Les processus de succession végétale dans ces écotones sont influencés à la fois par les facteurs abiotiques (température, humidité, nature du sol) et par l’histoire des perturbations (cyclones, glissements de terrain, anciennes clairières anthropiques). Comprendre comment ces communautés se reconstituent après une perturbation permet de mieux orienter les actions de restauration écologique, par exemple en choisissant des espèces pionnières locales adaptées à ces conditions intermédiaires. Pour le visiteur, suivre un sentier qui grimpe des Bas vers les Hauts, comme certains itinéraires de Salazie ou de l’Est, revient à parcourir en quelques heures un gradient écologique que la nature a mis des milliers d’années à façonner.

Les microclimats du cirque de mafate favorisant la spéciation

Le cirque de Mafate, enclavé et dépourvu de routes, est un laboratoire naturel pour l’étude des microclimats et de la spéciation en milieu montagneux insulaire. En raison de son relief très découpé, de l’orientation variée de ses versants et de la présence de nombreux fonds de ravines, Mafate concentre une mosaïque de conditions climatiques sur une surface relativement restreinte. Certaines ravines restent fraîches et humides toute l’année, tandis que des crêtes exposées subissent un ensoleillement et un dessèchement importants. Ces contrastes favorisent l’isolement de petites populations d’espèces végétales et animales, qui peuvent, à long terme, diverger génétiquement et donner naissance à de nouvelles formes, voire à de nouvelles espèces.

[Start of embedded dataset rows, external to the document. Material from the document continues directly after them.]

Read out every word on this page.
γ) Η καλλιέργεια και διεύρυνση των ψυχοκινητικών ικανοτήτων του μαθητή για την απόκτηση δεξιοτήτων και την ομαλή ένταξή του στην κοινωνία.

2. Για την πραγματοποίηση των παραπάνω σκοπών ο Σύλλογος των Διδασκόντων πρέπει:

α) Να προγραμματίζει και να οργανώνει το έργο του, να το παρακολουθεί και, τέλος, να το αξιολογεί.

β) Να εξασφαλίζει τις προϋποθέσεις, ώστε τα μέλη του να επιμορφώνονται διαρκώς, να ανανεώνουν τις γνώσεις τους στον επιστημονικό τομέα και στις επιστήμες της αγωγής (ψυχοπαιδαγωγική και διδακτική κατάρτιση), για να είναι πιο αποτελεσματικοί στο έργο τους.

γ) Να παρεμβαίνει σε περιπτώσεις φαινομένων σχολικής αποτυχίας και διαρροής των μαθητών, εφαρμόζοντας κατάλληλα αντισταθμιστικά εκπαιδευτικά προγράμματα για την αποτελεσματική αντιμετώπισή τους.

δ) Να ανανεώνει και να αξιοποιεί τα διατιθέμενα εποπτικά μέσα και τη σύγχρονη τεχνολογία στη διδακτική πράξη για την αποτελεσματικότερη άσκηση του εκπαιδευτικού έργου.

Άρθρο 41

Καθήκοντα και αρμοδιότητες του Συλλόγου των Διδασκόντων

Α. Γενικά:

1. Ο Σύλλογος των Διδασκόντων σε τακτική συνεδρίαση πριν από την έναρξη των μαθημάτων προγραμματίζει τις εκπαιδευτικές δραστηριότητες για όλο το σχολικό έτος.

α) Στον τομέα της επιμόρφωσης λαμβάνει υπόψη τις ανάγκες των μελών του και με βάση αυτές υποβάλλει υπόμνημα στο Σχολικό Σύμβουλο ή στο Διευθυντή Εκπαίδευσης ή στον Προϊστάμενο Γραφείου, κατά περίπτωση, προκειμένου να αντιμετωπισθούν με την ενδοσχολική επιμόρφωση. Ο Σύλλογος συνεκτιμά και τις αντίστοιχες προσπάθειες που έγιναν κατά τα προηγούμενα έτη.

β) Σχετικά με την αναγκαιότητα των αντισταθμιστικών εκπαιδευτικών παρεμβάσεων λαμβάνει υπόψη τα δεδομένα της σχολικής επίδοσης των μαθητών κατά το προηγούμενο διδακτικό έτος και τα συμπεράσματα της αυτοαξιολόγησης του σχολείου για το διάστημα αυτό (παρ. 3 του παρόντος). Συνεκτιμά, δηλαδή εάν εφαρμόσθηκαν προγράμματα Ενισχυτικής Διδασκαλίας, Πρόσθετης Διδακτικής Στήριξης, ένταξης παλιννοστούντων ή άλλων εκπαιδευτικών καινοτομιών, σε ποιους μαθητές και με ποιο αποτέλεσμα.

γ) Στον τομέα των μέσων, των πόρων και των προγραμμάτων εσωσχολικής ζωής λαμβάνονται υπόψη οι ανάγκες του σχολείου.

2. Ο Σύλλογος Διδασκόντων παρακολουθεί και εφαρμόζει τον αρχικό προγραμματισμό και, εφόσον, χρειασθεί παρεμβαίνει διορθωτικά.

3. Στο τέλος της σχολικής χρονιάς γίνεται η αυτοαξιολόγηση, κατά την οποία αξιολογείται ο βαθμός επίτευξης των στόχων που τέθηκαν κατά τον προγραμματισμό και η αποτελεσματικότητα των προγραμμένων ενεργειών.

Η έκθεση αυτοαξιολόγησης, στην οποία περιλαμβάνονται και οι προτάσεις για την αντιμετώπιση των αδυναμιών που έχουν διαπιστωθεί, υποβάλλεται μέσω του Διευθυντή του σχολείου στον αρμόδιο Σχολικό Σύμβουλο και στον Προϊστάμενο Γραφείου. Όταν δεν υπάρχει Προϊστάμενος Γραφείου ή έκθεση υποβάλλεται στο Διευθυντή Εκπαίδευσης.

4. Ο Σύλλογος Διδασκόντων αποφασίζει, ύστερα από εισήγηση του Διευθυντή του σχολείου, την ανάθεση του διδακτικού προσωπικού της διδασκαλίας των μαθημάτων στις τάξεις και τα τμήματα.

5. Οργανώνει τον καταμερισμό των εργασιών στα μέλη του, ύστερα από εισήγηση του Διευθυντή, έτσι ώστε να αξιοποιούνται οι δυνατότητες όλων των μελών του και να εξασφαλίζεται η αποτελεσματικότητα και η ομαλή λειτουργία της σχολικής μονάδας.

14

Des études phylogénétiques récentes sur certains groupes de plantes et d’invertébrés laissent entrevoir des processus de différenciation intraspécifique en cours dans ce cirque. On peut comparer Mafate à un archipel de “micro-îles écologiques” séparées non par la mer, mais par des remparts, des ravines profondes et des différences de microclimat. Pour les habitants et les visiteurs, cette diversité se traduit par des variations sensibles de la végétation, des chants d’oiseaux ou encore des insectes rencontrés d’un îlet à l’autre. Préserver la tranquillité de ce cirque, limiter les introductions d’espèces exotiques et encadrer la fréquentation touristique, c’est aussi donner le temps à ces processus évolutifs de se poursuivre.

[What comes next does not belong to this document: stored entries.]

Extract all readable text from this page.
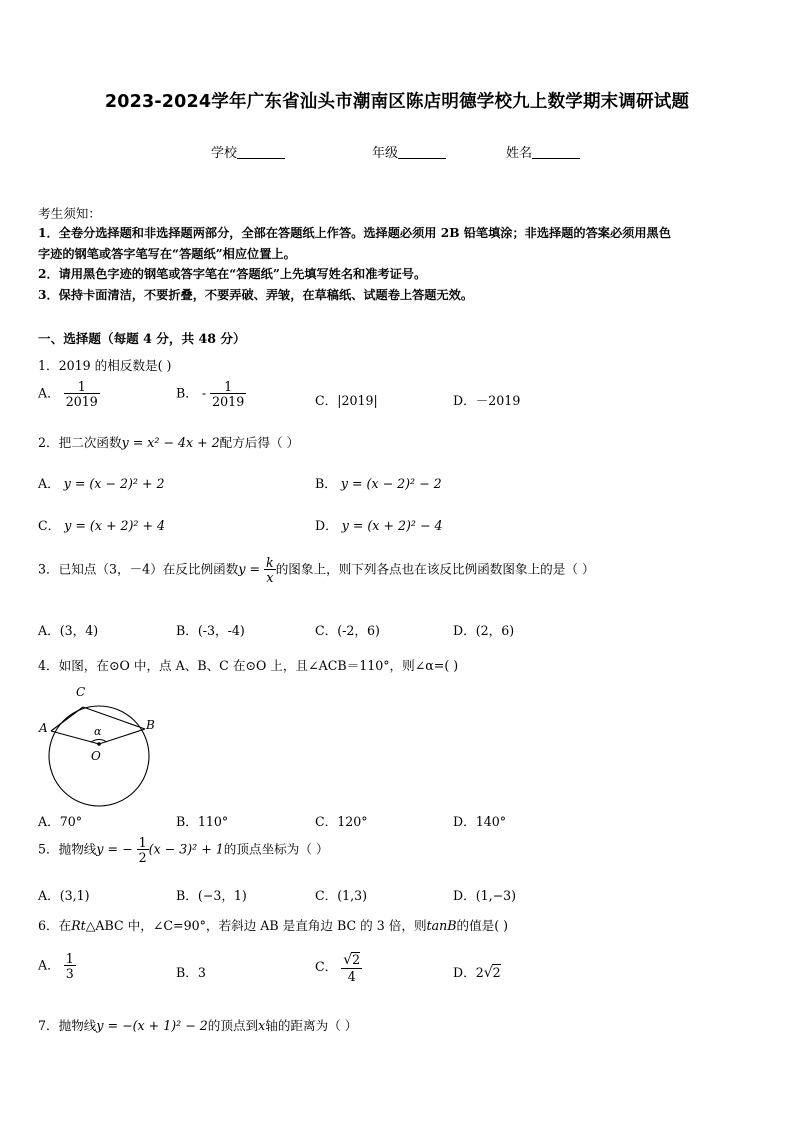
2023-2024学年广东省汕头市潮南区陈店明德学校九上数学期末调研试题
学校	年级	姓名
考生须知：
1．全卷分选择题和非选择题两部分，全部在答题纸上作答。选择题必须用 2B 铅笔填涂；非选择题的答案必须用黑色
字迹的钢笔或答字笔写在“答题纸”相应位置上。
2．请用黑色字迹的钢笔或答字笔在“答题纸”上先填写姓名和准考证号。
3．保持卡面清洁，不要折叠，不要弄破、弄皱，在草稿纸、试题卷上答题无效。
一、选择题（每题 4 分，共 48 分）
1．2019 的相反数是( )
A． $\frac{1}{2019}$	B． - $\frac{1}{2019}$	C．|2019|	D．－2019
2．把二次函数y = x² − 4x + 2配方后得（ ）
A． y = (x − 2)² + 2	B． y = (x − 2)² − 2
C． y = (x + 2)² + 4	D． y = (x + 2)² − 4
3．已知点（3，－4）在反比例函数$y = \frac{k}{x}$ 的图象上，则下列各点也在该反比例函数图象上的是（ ）
A．(3，4)	B．(-3，-4)	C．(-2，6)	D．(2，6)
4．如图，在⊙O 中，点 A、B、C 在⊙O 上，且∠ACB＝110°，则∠α=( )
A
C
B
O
α
A．70°	B．110°	C．120°	D．140°
5．抛物线y = − $\frac{1}{2} (x - 3)^2 + 1$的顶点坐标为（ ）
A．(3,1)	B．(−3，1)	C．(1,3)	D．(1,−3)
6．在Rt△ABC 中，∠C=90°，若斜边 AB 是直角边 BC 的 3 倍，则tanB的值是( )
A． $\frac{1}{3}$	B．3	C． $\frac{√2}{4}$	D．2√2
7．抛物线y = −(x + 1)² − 2的顶点到x轴的距离为（ ）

Les espèces relictuelles des zones intermédiaires du volcan éteint des alizés

Sur les pentes et plateaux associés à l’ancien édifice volcanique du Piton des Neiges – parfois désigné comme le volcan éteint des Alizés – subsistent des zones intermédiaires où se maintiennent des espèces relictuelles. Il s’agit de taxons qui étaient autrefois plus largement répandus, mais qui ont vu leur aire de distribution se fragmenter au fil des changements climatiques et des modifications d’usage des terres. Cantonnées à des micro-habitats particuliers (versants ombragés, talwegs humides, corniches rocheuses), ces espèces constituent de véritables témoins vivants des paléo-paysages de La Réunion. Leur présence renseigne sur l’histoire écologique de l’île et sur les trajectoires possibles de sa biodiversité face aux changements actuels.

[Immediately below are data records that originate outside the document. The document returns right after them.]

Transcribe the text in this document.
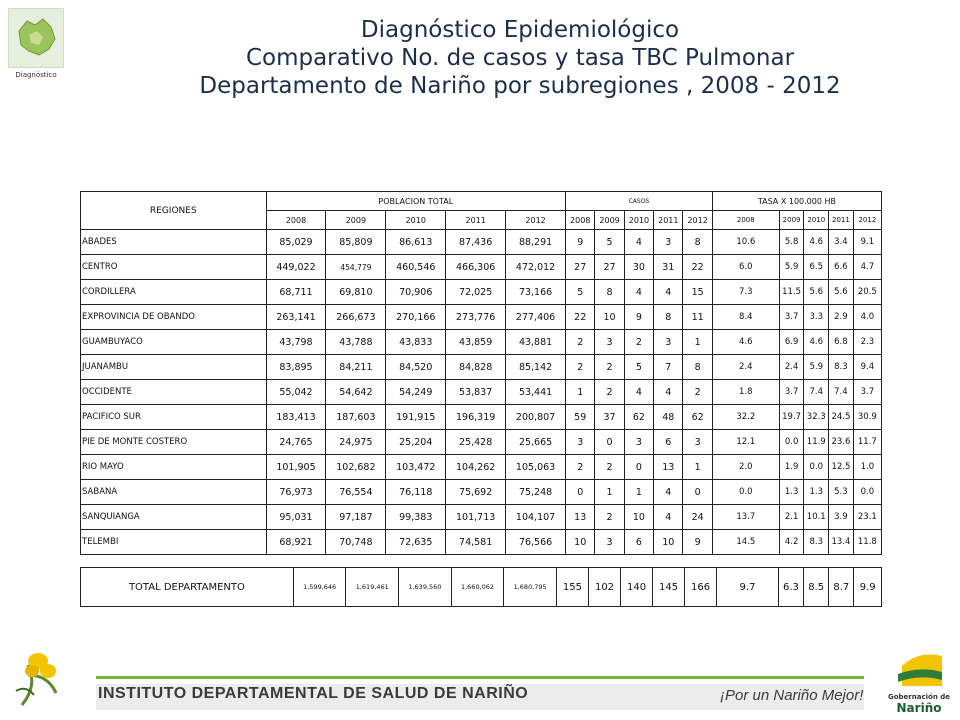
Diagnóstico
Diagnóstico Epidemiológico
Comparativo No. de casos y tasa TBC Pulmonar
Departamento de Nariño por subregiones , 2008 - 2012
REGIONES	POBLACION TOTAL					CASOS					TASA X 100.000 HB				
	2008	2009	2010	2011	2012	2008	2009	2010	2011	2012	2008	2009	2010	2011	2012
ABADES	85,029	85,809	86,613	87,436	88,291	9	5	4	3	8	10.6	5.8	4.6	3.4	9.1
CENTRO	449,022	454,779	460,546	466,306	472,012	27	27	30	31	22	6.0	5.9	6.5	6.6	4.7
CORDILLERA	68,711	69,810	70,906	72,025	73,166	5	8	4	4	15	7.3	11.5	5.6	5.6	20.5
EXPROVINCIA DE OBANDO	263,141	266,673	270,166	273,776	277,406	22	10	9	8	11	8.4	3.7	3.3	2.9	4.0
GUAMBUYACO	43,798	43,788	43,833	43,859	43,881	2	3	2	3	1	4.6	6.9	4.6	6.8	2.3
JUANAMBU	83,895	84,211	84,520	84,828	85,142	2	2	5	7	8	2.4	2.4	5.9	8.3	9.4
OCCIDENTE	55,042	54,642	54,249	53,837	53,441	1	2	4	4	2	1.8	3.7	7.4	7.4	3.7
PACIFICO SUR	183,413	187,603	191,915	196,319	200,807	59	37	62	48	62	32.2	19.7	32.3	24.5	30.9
PIE DE MONTE COSTERO	24,765	24,975	25,204	25,428	25,665	3	0	3	6	3	12.1	0.0	11.9	23.6	11.7
RIO MAYO	101,905	102,682	103,472	104,262	105,063	2	2	0	13	1	2.0	1.9	0.0	12.5	1.0
SABANA	76,973	76,554	76,118	75,692	75,248	0	1	1	4	0	0.0	1.3	1.3	5.3	0.0
SANQUIANGA	95,031	97,187	99,383	101,713	104,107	13	2	10	4	24	13.7	2.1	10.1	3.9	23.1
TELEMBI	68,921	70,748	72,635	74,581	76,566	10	3	6	10	9	14.5	4.2	8.3	13.4	11.8
TOTAL DEPARTAMENTO	1,599,646	1,619,461	1,639,560	1,660,062	1,680,795	155	102	140	145	166	9.7	6.3	8.5	8.7	9.9
INSTITUTO DEPARTAMENTAL DE SALUD DE NARIÑO	¡Por un Nariño Mejor!	Gobernación de
Nariño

Ces zones intermédiaires, souvent négligées car moins spectaculaires que les grands cirques ou les sommets, gagnent pourtant à être intégrées aux priorités de conservation. Elles jouent un rôle de refuge climatique potentiel, offrant à certaines espèces la possibilité de se maintenir malgré le réchauffement global. Pour les naturalistes et gestionnaires, cartographier précisément ces poches de diversité relictuelle et suivre l’évolution de leurs populations s’avère crucial pour anticiper les réponses de la biodiversité réunionnaise aux changements en cours. En tant que visiteur, adopter une démarche respectueuse – ne pas sortir des sentiers, ne pas prélever de spécimens, limiter les bruits et les déchets – contribue à la préservation discrète mais essentielle de ces témoins du passé naturel de l’île intense.